The real-world example of this are organizations where data is collected on customers and stored across different databases and platforms. You might have some data in Google Analytics, your CRM, surveys, email marketing software, and so on. Separately, each of these products performs a useful function. However, your models will often require inputs from multiple sources, brought together to be useful in making predictions.
This is a data engineering challenge – bringing data from these various sources and combining into a single place for data scientists to first test and build models. Then, once deployed, these data pipelines need to run continuously to feed into the models and output what you need from them.
You have unstructured data
Sometimes, maybe in a pandemic situation, you find yourself digging into the freezer to find those food items you saved months ago. By now they are caked in layers of frost. You see lots of things, but there is no order or structure.
This is the unstructured data problem. You have lots of it, you just don’t know what it is, and classifying it isn’t straightforward. For example, it’s customer feedback or other forms of free text. You can have terabytes of this data, but without some classification of that data then you can’t do much with it. The challenge then becomes finding a way to put structure around this data – for instance, classifying customer feedback as positive, neutral, or negative.

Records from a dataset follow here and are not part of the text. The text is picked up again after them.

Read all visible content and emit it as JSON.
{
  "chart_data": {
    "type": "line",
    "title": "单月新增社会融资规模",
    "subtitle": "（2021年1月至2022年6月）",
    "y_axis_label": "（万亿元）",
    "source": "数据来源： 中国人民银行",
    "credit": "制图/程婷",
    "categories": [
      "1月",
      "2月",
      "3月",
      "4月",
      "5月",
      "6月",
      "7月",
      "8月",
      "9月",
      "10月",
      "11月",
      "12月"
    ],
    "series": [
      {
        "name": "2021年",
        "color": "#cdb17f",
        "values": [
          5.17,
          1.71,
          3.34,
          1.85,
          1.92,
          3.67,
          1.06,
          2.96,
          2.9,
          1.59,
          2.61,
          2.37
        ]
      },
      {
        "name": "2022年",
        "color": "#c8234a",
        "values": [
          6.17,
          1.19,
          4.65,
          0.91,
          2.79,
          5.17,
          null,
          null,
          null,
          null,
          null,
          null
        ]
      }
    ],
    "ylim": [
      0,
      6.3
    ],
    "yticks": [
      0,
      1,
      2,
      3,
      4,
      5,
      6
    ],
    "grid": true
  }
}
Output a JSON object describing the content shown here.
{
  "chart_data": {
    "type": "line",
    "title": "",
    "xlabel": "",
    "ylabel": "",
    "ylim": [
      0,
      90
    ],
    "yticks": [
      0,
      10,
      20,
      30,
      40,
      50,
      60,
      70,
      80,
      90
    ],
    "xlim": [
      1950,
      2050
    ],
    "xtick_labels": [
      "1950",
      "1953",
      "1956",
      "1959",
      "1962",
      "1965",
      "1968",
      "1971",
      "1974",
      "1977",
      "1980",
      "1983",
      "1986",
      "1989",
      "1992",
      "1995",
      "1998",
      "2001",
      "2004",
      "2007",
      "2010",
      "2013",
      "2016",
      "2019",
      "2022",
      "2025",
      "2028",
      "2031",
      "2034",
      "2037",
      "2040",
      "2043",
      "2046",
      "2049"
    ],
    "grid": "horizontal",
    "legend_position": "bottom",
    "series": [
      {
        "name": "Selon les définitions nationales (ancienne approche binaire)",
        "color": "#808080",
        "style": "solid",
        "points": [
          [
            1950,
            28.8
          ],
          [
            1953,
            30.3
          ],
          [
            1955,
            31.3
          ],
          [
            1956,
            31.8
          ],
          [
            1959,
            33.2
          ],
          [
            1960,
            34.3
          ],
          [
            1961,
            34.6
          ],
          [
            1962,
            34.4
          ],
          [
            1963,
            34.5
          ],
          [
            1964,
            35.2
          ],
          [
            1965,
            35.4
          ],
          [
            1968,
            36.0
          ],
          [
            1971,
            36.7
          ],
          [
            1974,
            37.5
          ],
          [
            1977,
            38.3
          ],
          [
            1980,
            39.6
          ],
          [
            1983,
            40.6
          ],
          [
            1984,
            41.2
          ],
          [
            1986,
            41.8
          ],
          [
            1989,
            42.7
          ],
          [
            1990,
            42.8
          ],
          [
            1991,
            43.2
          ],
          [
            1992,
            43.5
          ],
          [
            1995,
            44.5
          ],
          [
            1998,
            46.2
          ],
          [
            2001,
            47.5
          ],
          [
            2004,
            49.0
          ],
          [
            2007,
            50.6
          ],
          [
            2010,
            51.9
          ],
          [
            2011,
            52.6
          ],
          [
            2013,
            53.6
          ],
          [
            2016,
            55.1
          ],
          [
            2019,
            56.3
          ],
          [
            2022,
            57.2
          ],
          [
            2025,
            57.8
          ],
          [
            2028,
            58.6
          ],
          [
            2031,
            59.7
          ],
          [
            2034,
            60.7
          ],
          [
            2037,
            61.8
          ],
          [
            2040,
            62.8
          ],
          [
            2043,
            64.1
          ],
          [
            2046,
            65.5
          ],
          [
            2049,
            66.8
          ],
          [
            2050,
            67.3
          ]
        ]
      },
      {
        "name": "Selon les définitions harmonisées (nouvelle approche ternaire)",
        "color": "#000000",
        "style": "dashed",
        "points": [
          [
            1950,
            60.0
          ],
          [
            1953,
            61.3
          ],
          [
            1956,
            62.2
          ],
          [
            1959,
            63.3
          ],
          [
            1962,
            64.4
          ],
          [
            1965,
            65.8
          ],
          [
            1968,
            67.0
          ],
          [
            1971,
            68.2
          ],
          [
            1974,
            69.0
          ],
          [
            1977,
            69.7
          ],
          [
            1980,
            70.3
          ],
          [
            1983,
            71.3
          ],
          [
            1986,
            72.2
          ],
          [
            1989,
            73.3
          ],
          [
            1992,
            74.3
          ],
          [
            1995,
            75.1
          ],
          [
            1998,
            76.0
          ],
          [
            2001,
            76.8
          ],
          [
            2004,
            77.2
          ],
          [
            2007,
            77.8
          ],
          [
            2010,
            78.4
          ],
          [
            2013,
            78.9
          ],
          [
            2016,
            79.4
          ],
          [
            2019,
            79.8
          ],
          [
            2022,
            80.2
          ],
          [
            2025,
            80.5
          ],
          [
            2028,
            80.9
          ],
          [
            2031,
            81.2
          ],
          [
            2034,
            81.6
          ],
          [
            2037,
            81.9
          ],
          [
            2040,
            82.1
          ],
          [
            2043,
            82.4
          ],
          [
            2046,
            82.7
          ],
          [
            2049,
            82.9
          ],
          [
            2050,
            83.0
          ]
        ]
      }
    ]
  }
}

How to rescue a meal gone wrong
The other day I found myself with a flavourless pineapple. What could be more disappointing? Well, I also had some tequila, triple sec and lime. So I threw some pineapple chunks in the freezer and once frozen made some frozen pineapple margaritas. The outcome was radically different than what I had originally intended, but I was able to work with what I had and produce a very tasty alternative.
Bad data doesn’t mean starting from scratch. In fact, usually, our projects start off with cleaning and connecting up data. This usually leads us to interesting insights and a better understanding of what is possible to do with the ingredients available. Sometimes these exactly fit with the vision of the original recipe, but in many cases, we discover new and unanticipated insights during this process.
Digestif ?
To bring this all together – it’s essential to not only account for the amount of data you have but the quality of your data. You may have lots of ingredients. But, it’s impossible to cook a great meal if you start with bad ingredients, or ingredients aren’t where they need to be, or you aren’t sure what ingredients you have in the first place.
Similarly, asking how much data I need for machine learning is like asking how much salt I need to make a great meal. Instead, it’s about balancing the quantity of the data you have with the quality. Does it tell you what you need it to tell you? Is it in a place where you can make use of it? And do you know what it is?
However, all is not lost! You can often rescue bad raw ingredients through exploration and cleaning. Sometimes these lead to new recipes and combinations that you didn’t anticipate at first, or help you solve your problem in an unexpected way.
Once you have all these elements, then you are ready to cook.